しかし、いざ放送が近づくと、ネット上は「お願い! 全員、無事でいてけろ!」「悲しそうなアキちゃんは見たくない」「あ~、見たくないけど、見たい!」といった書き込みであふれ、ファンの落ち着かない様子が伝わってくる。

また、以前からドラマファンの間では、震災後の展開の予想合戦が繰り広げられていた。
「夏ばっぱが津波に流され、アキが後を継いで立派な海女になる」「行方不明となった安部ちゃん(片桐はいり)が、最終回でまめぶカーに乗って戻ってくる」「復興のため、GMTが『海女カフェ』を拠点として活動を開始。北三陸が全国的に知れわたり、海女志望者が殺到する」「アキと種市先輩(福士蒼汰)の子ども“フユ”が産まれる」などさまざま。

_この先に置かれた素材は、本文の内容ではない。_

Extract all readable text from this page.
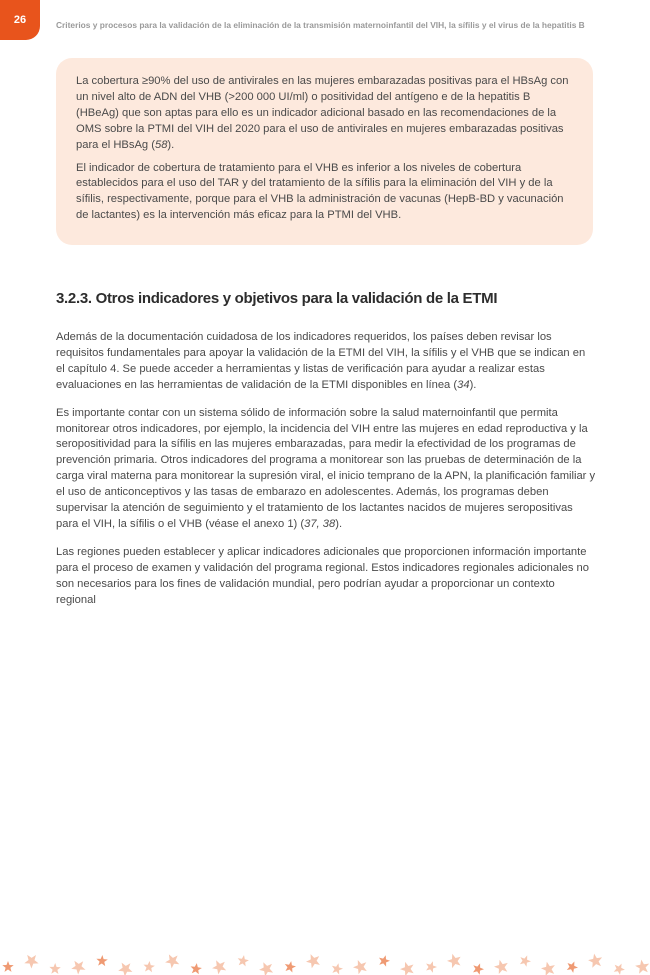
26	Criterios y procesos para la validación de la eliminación de la transmisión maternoinfantil del VIH, la sífilis y el virus de la hepatitis B

La cobertura ≥90% del uso de antivirales en las mujeres embarazadas positivas para el HBsAg con un nivel alto de ADN del VHB (>200 000 UI/ml) o positividad del antígeno e de la hepatitis B (HBeAg) que son aptas para ello es un indicador adicional basado en las recomendaciones de la OMS sobre la PTMI del VIH del 2020 para el uso de antivirales en mujeres embarazadas positivas para el HBsAg (58).

El indicador de cobertura de tratamiento para el VHB es inferior a los niveles de cobertura establecidos para el uso del TAR y del tratamiento de la sífilis para la eliminación del VIH y de la sífilis, respectivamente, porque para el VHB la administración de vacunas (HepB-BD y vacunación de lactantes) es la intervención más eficaz para la PTMI del VHB.

3.2.3. Otros indicadores y objetivos para la validación de la ETMI

Además de la documentación cuidadosa de los indicadores requeridos, los países deben revisar los requisitos fundamentales para apoyar la validación de la ETMI del VIH, la sífilis y el VHB que se indican en el capítulo 4. Se puede acceder a herramientas y listas de verificación para ayudar a realizar estas evaluaciones en las herramientas de validación de la ETMI disponibles en línea (34).

Es importante contar con un sistema sólido de información sobre la salud maternoinfantil que permita monitorear otros indicadores, por ejemplo, la incidencia del VIH entre las mujeres en edad reproductiva y la seropositividad para la sífilis en las mujeres embarazadas, para medir la efectividad de los programas de prevención primaria. Otros indicadores del programa a monitorear son las pruebas de determinación de la carga viral materna para monitorear la supresión viral, el inicio temprano de la APN, la planificación familiar y el uso de anticonceptivos y las tasas de embarazo en adolescentes. Además, los programas deben supervisar la atención de seguimiento y el tratamiento de los lactantes nacidos de mujeres seropositivas para el VIH, la sífilis o el VHB (véase el anexo 1) (37, 38).

Las regiones pueden establecer y aplicar indicadores adicionales que proporcionen información importante para el proceso de examen y validación del programa regional. Estos indicadores regionales adicionales no son necesarios para los fines de validación mundial, pero podrían ayudar a proporcionar un contexto regional
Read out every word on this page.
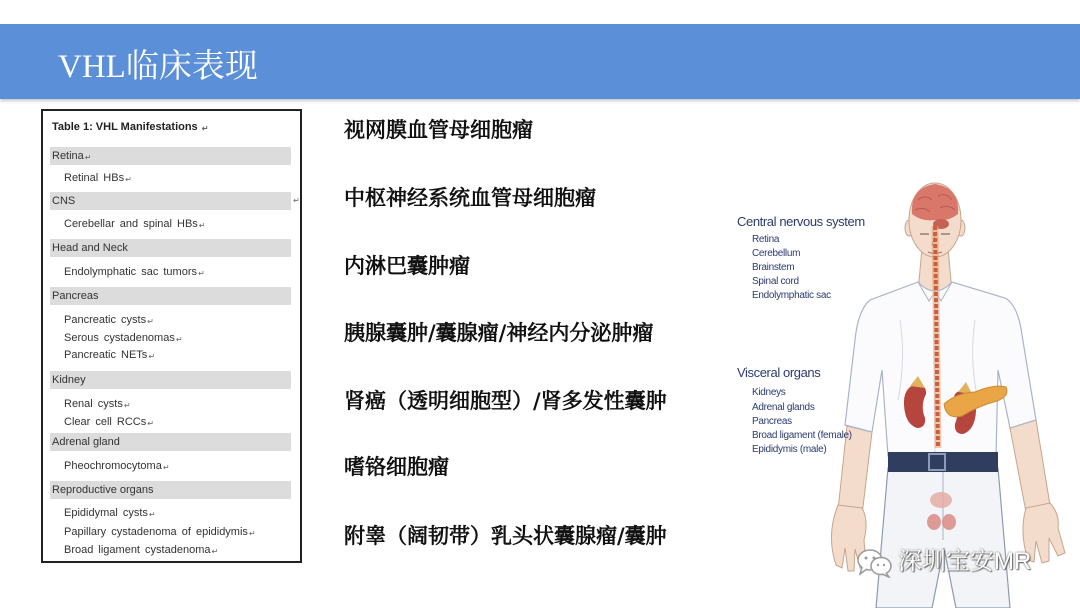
VHL临床表现
Table 1: VHL Manifestations ↵
Retina↵
Retinal HBs↵
CNS	↵
Cerebellar and spinal HBs↵
Head and Neck
Endolymphatic sac tumors↵
Pancreas
Pancreatic cysts↵
Serous cystadenomas↵
Pancreatic NETs↵
Kidney
Renal cysts↵
Clear cell RCCs↵
Adrenal gland
Pheochromocytoma↵
Reproductive organs
Epididymal cysts↵
Papillary cystadenoma of epididymis↵
Broad ligament cystadenoma↵
视网膜血管母细胞瘤
中枢神经系统血管母细胞瘤
内淋巴囊肿瘤
胰腺囊肿/囊腺瘤/神经内分泌肿瘤
肾癌（透明细胞型）/肾多发性囊肿
嗜铬细胞瘤
附睾（阔韧带）乳头状囊腺瘤/囊肿
Central nervous system
Retina
Cerebellum
Brainstem
Spinal cord
Endolymphatic sac
Visceral organs
Kidneys
Adrenal glands
Pancreas
Broad ligament (female)
Epididymis (male)
深圳宝安MR
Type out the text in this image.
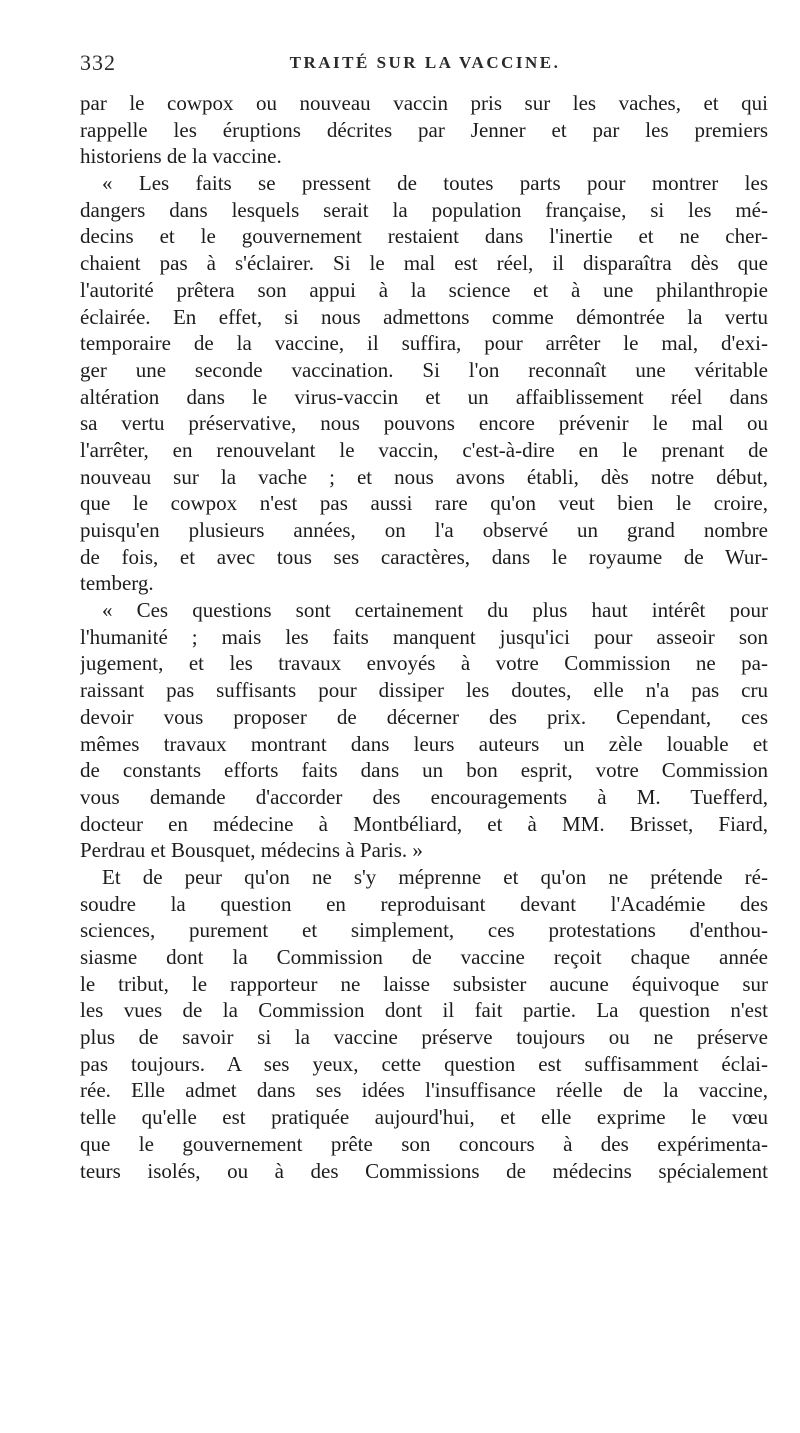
332	TRAITÉ SUR LA VACCINE.
par le cowpox ou nouveau vaccin pris sur les vaches, et qui
rappelle les éruptions décrites par Jenner et par les premiers
historiens de la vaccine.
« Les faits se pressent de toutes parts pour montrer les
dangers dans lesquels serait la population française, si les mé-
decins et le gouvernement restaient dans l'inertie et ne cher-
chaient pas à s'éclairer. Si le mal est réel, il disparaîtra dès que
l'autorité prêtera son appui à la science et à une philanthropie
éclairée. En effet, si nous admettons comme démontrée la vertu
temporaire de la vaccine, il suffira, pour arrêter le mal, d'exi-
ger une seconde vaccination. Si l'on reconnaît une véritable
altération dans le virus-vaccin et un affaiblissement réel dans
sa vertu préservative, nous pouvons encore prévenir le mal ou
l'arrêter, en renouvelant le vaccin, c'est-à-dire en le prenant de
nouveau sur la vache ; et nous avons établi, dès notre début,
que le cowpox n'est pas aussi rare qu'on veut bien le croire,
puisqu'en plusieurs années, on l'a observé un grand nombre
de fois, et avec tous ses caractères, dans le royaume de Wur-
temberg.
« Ces questions sont certainement du plus haut intérêt pour
l'humanité ; mais les faits manquent jusqu'ici pour asseoir son
jugement, et les travaux envoyés à votre Commission ne pa-
raissant pas suffisants pour dissiper les doutes, elle n'a pas cru
devoir vous proposer de décerner des prix. Cependant, ces
mêmes travaux montrant dans leurs auteurs un zèle louable et
de constants efforts faits dans un bon esprit, votre Commission
vous demande d'accorder des encouragements à M. Tuefferd,
docteur en médecine à Montbéliard, et à MM. Brisset, Fiard,
Perdrau et Bousquet, médecins à Paris. »
Et de peur qu'on ne s'y méprenne et qu'on ne prétende ré-
soudre la question en reproduisant devant l'Académie des
sciences, purement et simplement, ces protestations d'enthou-
siasme dont la Commission de vaccine reçoit chaque année
le tribut, le rapporteur ne laisse subsister aucune équivoque sur
les vues de la Commission dont il fait partie. La question n'est
plus de savoir si la vaccine préserve toujours ou ne préserve
pas toujours. A ses yeux, cette question est suffisamment éclai-
rée. Elle admet dans ses idées l'insuffisance réelle de la vaccine,
telle qu'elle est pratiquée aujourd'hui, et elle exprime le vœu
que le gouvernement prête son concours à des expérimenta-
teurs isolés, ou à des Commissions de médecins spécialement
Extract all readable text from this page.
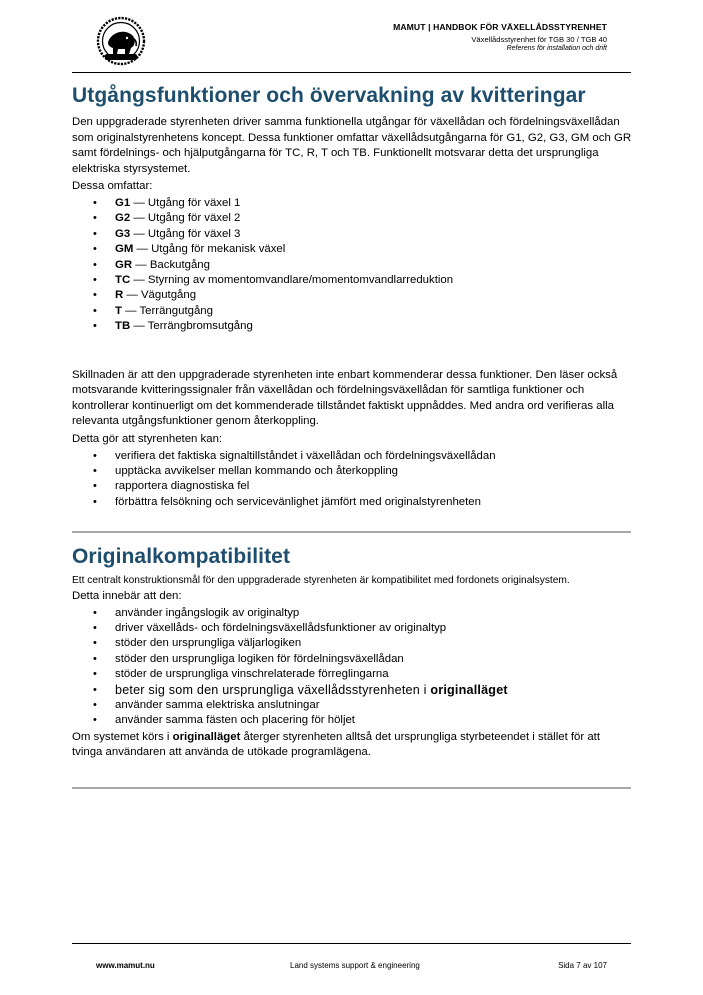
MAMUT | HANDBOK FÖR VÄXELLÅDSSTYRENHET
Växellådsstyrenhet för TGB 30 / TGB 40
Referens för installation och drift
Utgångsfunktioner och övervakning av kvitteringar

Den uppgraderade styrenheten driver samma funktionella utgångar för växellådan och fördelningsväxellådan som originalstyrenhetens koncept. Dessa funktioner omfattar växellådsutgångarna för G1, G2, G3, GM och GR samt fördelnings- och hjälputgångarna för TC, R, T och TB. Funktionellt motsvarar detta det ursprungliga elektriska styrsystemet.

Dessa omfattar:

• G1 — Utgång för växel 1
• G2 — Utgång för växel 2
• G3 — Utgång för växel 3
• GM — Utgång för mekanisk växel
• GR — Backutgång
• TC — Styrning av momentomvandlare/momentomvandlarreduktion
• R — Vägutgång
• T — Terrängutgång
• TB — Terrängbromsutgång

Skillnaden är att den uppgraderade styrenheten inte enbart kommenderar dessa funktioner. Den läser också motsvarande kvitteringssignaler från växellådan och fördelningsväxellådan för samtliga funktioner och kontrollerar kontinuerligt om det kommenderade tillståndet faktiskt uppnåddes. Med andra ord verifieras alla relevanta utgångsfunktioner genom återkoppling.

Detta gör att styrenheten kan:

• verifiera det faktiska signaltillståndet i växellådan och fördelningsväxellådan
• upptäcka avvikelser mellan kommando och återkoppling
• rapportera diagnostiska fel
• förbättra felsökning och servicevänlighet jämfört med originalstyrenheten
Originalkompatibilitet

Ett centralt konstruktionsmål för den uppgraderade styrenheten är kompatibilitet med fordonets originalsystem.

Detta innebär att den:

• använder ingångslogik av originaltyp
• driver växellåds- och fördelningsväxellådsfunktioner av originaltyp
• stöder den ursprungliga väljarlogiken
• stöder den ursprungliga logiken för fördelningsväxellådan
• stöder de ursprungliga vinschrelaterade förreglingarna
• beter sig som den ursprungliga växellådsstyrenheten i originalläget
• använder samma elektriska anslutningar
• använder samma fästen och placering för höljet

Om systemet körs i originalläget återger styrenheten alltså det ursprungliga styrbeteendet i stället för att tvinga användaren att använda de utökade programlägena.

www.mamut.nu	Land systems support & engineering	Sida 7 av 107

現在は、公開されている数少ない第23週のスチール写真などから、東京でのアキのライブを見るために北三陸鉄道に乗ったユイ(橋本愛)と、吉田(荒川良々)が行方不明に。ユイは無事だったが、吉田は……というような予想をする人が目立つ。

「NHKが小出しにする情報を元に、先の展開を予想するのも『あまちゃん』の楽しみ方の一つ。
居酒屋などにファンが集う『あまちゃんオフ会』もあちこちで開かれ、最近は『見つけてこわそう』が震災後、どんなタイトルになるか? といった話で朝まで盛り上がっているそうです。
後半になるにつれ、じわじわと視聴率が上がっている同作ですが、震災が描かれる第23週はさらなる上昇が期待されています」(テレビ誌ライター)

同作の舞台となっている岩手県久慈市は、実際に大きな津波被害にあった場所。
ついに宮藤官九郎が描く震災が提示されることで、オープニングの美しい海岸や、小袖海岸の堤防を疾走するアキの姿が、また違ったものに見えてくるのかもしれない。